True; I swiped tis from McKay because it is so
handy — no wandering long scope quantifiers
around to get in the way of other things. The
instant case does also incorporate some further
factors that were needed (unnoticed) for earlier
systems (though not necessarily in just this
way): quantifiers on variables are global — take
in all the domain, quantified descriptors are
local, just about this particular group (McKay
again).

> > > What happens when you have broda and brode
> both
> > > with undefined
> > > collectivity, but context makes it clear
> that
> > > distributive is
> > > intended for one and collective for the
> other?
> > > Is
> > > {ko'a broda gi'e brode} allowed, or do you
> have
> > > to necessarily
> > > expand to {ko'a broda ije lo'u ko'a brode}?
> >
> > If the context really makes it clear then
> there
> > is no problem;
>
> Ok, then that part works in about the same way
> as "xorban".
>
> > > > {Q lo broda poi brode cu brodi}
> > > > [Ix: x group & x F & x G] [Iz: z group
> &
> > > xCz] z d-H & z is Q of x
> > >
> > > So {ci lo broda poi brode cu brodi} is
> > > materially equivalent to
> > > {su'o ci lo broda poi brode cu brodi},
> right?
> >
> > Ahah! there might be more than three F&Gs
> that H,
> > so "there is a group of three" would always
> be
> > true then.

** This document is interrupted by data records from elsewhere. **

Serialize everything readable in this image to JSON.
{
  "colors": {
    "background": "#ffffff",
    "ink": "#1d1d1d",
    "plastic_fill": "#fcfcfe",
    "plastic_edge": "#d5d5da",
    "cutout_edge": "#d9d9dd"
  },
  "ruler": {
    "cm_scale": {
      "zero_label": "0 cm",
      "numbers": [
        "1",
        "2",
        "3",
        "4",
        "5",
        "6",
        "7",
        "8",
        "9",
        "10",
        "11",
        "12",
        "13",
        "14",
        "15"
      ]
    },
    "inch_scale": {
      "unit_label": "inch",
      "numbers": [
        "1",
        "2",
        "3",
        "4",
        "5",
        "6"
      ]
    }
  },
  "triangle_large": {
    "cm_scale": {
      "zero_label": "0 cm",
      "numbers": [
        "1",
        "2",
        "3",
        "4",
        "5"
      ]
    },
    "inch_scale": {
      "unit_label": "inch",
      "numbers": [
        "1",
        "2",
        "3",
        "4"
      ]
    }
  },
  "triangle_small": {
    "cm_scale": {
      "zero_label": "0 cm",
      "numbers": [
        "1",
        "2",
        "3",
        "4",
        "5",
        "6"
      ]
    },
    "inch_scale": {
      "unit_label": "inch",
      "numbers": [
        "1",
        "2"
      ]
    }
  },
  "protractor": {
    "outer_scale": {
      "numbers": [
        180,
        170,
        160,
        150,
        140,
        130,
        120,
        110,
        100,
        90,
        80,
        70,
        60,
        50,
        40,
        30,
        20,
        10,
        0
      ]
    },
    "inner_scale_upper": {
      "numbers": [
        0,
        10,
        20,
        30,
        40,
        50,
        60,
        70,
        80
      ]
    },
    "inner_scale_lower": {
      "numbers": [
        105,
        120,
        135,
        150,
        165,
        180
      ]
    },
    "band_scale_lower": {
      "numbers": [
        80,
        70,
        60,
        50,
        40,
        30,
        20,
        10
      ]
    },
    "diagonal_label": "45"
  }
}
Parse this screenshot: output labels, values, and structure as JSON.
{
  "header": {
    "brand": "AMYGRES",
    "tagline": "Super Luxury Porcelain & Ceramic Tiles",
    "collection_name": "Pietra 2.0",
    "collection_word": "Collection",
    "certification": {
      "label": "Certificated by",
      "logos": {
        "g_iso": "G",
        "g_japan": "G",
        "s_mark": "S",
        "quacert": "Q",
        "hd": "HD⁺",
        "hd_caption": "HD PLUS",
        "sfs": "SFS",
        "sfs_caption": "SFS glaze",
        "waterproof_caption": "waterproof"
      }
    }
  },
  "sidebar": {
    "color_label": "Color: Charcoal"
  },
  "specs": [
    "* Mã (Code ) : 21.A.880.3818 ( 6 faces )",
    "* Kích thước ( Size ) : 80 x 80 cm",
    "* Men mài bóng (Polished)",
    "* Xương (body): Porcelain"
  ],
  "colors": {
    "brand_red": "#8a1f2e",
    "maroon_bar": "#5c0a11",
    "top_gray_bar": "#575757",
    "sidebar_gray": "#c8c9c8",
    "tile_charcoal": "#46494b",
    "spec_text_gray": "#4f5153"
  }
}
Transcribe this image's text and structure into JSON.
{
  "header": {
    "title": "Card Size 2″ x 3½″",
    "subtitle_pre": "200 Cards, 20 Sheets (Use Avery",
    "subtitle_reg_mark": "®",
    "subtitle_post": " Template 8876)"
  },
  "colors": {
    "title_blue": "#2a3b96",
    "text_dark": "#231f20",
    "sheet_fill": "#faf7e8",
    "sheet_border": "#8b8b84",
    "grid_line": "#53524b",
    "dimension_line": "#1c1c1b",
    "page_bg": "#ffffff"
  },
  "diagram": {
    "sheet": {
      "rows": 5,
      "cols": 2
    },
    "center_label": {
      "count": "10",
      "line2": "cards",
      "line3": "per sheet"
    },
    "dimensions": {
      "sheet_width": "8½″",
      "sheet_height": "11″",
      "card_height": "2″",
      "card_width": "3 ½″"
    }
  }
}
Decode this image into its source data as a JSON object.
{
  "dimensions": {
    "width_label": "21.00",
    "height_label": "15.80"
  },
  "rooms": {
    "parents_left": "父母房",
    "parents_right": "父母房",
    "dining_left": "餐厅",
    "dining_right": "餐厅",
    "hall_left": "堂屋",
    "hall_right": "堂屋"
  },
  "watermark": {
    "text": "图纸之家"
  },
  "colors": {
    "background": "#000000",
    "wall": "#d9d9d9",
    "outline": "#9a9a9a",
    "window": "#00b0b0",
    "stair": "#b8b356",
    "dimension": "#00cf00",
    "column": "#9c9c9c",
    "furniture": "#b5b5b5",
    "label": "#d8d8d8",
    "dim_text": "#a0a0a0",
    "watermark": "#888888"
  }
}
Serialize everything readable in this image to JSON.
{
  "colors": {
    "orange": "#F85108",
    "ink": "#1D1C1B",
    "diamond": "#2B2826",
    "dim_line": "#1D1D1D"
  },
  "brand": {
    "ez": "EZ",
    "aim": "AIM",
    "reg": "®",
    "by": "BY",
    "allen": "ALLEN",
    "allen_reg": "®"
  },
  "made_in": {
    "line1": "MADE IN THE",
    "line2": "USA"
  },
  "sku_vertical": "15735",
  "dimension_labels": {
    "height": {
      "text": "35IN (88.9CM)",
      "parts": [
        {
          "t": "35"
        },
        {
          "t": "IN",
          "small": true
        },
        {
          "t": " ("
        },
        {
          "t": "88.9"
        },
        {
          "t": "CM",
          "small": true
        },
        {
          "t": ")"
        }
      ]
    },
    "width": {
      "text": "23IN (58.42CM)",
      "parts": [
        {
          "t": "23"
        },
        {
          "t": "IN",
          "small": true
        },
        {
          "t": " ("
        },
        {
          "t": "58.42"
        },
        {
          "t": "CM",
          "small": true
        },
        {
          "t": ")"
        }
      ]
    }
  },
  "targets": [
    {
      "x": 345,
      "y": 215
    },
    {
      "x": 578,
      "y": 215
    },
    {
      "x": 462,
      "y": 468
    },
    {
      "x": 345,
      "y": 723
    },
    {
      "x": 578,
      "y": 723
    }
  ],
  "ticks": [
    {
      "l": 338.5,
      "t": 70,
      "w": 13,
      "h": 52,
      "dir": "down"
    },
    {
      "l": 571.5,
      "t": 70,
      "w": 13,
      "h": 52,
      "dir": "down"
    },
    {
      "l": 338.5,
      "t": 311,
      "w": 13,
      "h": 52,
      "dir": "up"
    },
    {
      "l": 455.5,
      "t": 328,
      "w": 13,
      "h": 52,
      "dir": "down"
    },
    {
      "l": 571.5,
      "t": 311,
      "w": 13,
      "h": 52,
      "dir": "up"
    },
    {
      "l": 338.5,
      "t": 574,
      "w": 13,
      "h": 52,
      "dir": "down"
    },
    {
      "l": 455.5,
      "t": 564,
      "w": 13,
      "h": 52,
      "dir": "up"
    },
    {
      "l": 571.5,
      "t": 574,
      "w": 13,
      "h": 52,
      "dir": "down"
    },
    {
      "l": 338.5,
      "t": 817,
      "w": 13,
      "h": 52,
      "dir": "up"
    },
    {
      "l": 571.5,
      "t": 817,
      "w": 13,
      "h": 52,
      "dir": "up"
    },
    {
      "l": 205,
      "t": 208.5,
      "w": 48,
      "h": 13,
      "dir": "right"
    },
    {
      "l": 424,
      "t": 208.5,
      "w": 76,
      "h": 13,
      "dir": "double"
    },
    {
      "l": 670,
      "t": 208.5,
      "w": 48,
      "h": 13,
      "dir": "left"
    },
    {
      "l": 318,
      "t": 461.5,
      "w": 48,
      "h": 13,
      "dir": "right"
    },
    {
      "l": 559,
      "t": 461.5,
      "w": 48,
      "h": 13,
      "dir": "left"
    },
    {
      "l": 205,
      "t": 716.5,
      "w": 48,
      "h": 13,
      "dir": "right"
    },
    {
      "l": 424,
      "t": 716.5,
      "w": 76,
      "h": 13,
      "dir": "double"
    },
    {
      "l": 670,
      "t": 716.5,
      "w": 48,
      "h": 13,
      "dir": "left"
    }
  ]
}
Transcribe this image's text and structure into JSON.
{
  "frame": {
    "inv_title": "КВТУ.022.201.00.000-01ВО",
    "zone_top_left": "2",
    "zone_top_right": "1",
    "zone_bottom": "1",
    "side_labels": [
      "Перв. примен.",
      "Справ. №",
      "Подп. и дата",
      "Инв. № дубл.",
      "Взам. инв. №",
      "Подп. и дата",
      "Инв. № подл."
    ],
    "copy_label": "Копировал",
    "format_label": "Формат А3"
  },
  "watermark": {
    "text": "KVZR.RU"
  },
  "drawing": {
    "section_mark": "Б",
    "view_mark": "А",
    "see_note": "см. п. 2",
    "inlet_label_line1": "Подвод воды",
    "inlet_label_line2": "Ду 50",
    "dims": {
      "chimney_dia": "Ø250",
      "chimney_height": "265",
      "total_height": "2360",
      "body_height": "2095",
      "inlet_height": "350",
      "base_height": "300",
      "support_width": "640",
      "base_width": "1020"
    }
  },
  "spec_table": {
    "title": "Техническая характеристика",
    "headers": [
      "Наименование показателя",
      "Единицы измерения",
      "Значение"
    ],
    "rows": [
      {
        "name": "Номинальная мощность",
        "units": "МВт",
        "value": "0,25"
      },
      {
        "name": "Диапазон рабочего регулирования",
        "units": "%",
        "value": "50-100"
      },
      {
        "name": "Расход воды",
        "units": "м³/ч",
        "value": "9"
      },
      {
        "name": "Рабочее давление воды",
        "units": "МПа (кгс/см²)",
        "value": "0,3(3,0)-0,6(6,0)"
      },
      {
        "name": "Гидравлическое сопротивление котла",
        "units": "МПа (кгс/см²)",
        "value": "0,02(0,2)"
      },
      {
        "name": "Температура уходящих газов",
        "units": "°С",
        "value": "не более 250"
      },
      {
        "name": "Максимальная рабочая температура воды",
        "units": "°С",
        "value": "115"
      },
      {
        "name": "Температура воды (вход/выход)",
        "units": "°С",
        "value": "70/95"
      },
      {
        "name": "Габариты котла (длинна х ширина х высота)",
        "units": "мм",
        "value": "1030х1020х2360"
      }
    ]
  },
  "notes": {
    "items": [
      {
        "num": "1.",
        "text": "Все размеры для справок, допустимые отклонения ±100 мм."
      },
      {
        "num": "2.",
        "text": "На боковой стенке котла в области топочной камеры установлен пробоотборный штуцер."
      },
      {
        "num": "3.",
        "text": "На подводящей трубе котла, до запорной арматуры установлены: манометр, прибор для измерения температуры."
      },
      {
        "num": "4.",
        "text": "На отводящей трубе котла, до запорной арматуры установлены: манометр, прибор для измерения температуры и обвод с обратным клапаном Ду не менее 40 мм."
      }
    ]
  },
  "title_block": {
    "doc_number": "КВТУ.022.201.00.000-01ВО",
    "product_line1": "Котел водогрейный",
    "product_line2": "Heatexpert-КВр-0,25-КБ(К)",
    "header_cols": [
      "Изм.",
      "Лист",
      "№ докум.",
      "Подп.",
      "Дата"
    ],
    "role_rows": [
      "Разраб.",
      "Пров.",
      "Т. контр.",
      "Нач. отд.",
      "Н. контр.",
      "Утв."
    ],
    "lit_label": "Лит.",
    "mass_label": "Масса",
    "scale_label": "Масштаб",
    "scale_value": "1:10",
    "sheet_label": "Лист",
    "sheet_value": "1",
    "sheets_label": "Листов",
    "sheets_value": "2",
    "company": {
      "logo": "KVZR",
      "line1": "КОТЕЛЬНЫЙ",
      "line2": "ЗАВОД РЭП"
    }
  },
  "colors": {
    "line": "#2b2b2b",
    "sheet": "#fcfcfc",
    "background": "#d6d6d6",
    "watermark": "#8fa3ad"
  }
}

Yes, but so what; this is only
> meant
> > to set up A group, the one I am going to go
> on
> > about, a local count not a global one (even
> with
> > the group of F&Gs).
>
> I'm simply trying to figure out how this
> differs from
> ordinary quantification, that's all.

Yes, this was a problem for you with McKay too, I
recall. Note that the quantification per se is
just over groups and is always (in nonnegative
contexts) particular: "there is a group such
that". Having found the group we can then
enumerate it. This has only a remote relation to
global quantification {{Q da}), which says how
many of some kind of thing there are, regardless
of how they are divided into groups. In Lojban
terms, this is to make {lo} almost exactly
parallel to {le} except for whther the quantifier
is inside or outside the explicit context (and,
of course, whether {broda} is taken literally or
not). This amounts to separating them, as
formerly required, on specificity.
>
> > > And {vo lo broda ...} entails {ci lo broda
> > > ...}?
> > No, for the same reason. There may indeed be
> > such a group, but it is not the one I have
> > isolated — albeit rather inspecifically.
> This
> > gets clearer in the last section, but the
> point
> > is the same throughout.
>
> Then does {vo lo broda cu brode} entail
> {naku ci lo broda cu brode}?

No. Some times three brodas can brode, sometimes
not: enough for playing cribbage but not enough
for minimally surrounding a square table. What
one group does has little relation to what
another one — even a subgroup of the given one
-- does.

> (That's how it works with the normal "exact"
> quantifiers,
> isn't it?)
>

But the quantifiers are on different things here:
the first says that there is a tetrad, drawn from
the group lo broda, that brodes; the second is
about a triad (obviously a different thing) drawn
from lo broda. Of course, if you can draw a
tetrad from a group, you can draw a triad as
well, but that doesn't mean — even if the triad
is drawn from the tetrad — that the new group
will brode. The normal exact quantifiers cover
all the domain {Q da broda} means (among other
things, I would say) that in all the world there
are exactly Q brodas, {Q lo broda} says that
there is a subgroup of lo broda which has Q
members. To be sure, that requires tha there are
at least Q brodas in the whole world and it
entails that there is a Q-1 (if Q > 1) membered
subgroup of lo broda. But it says nothing about
the properties of that subgroup — even, in fact,
that it brodas (and I wonder if that is in these analyses).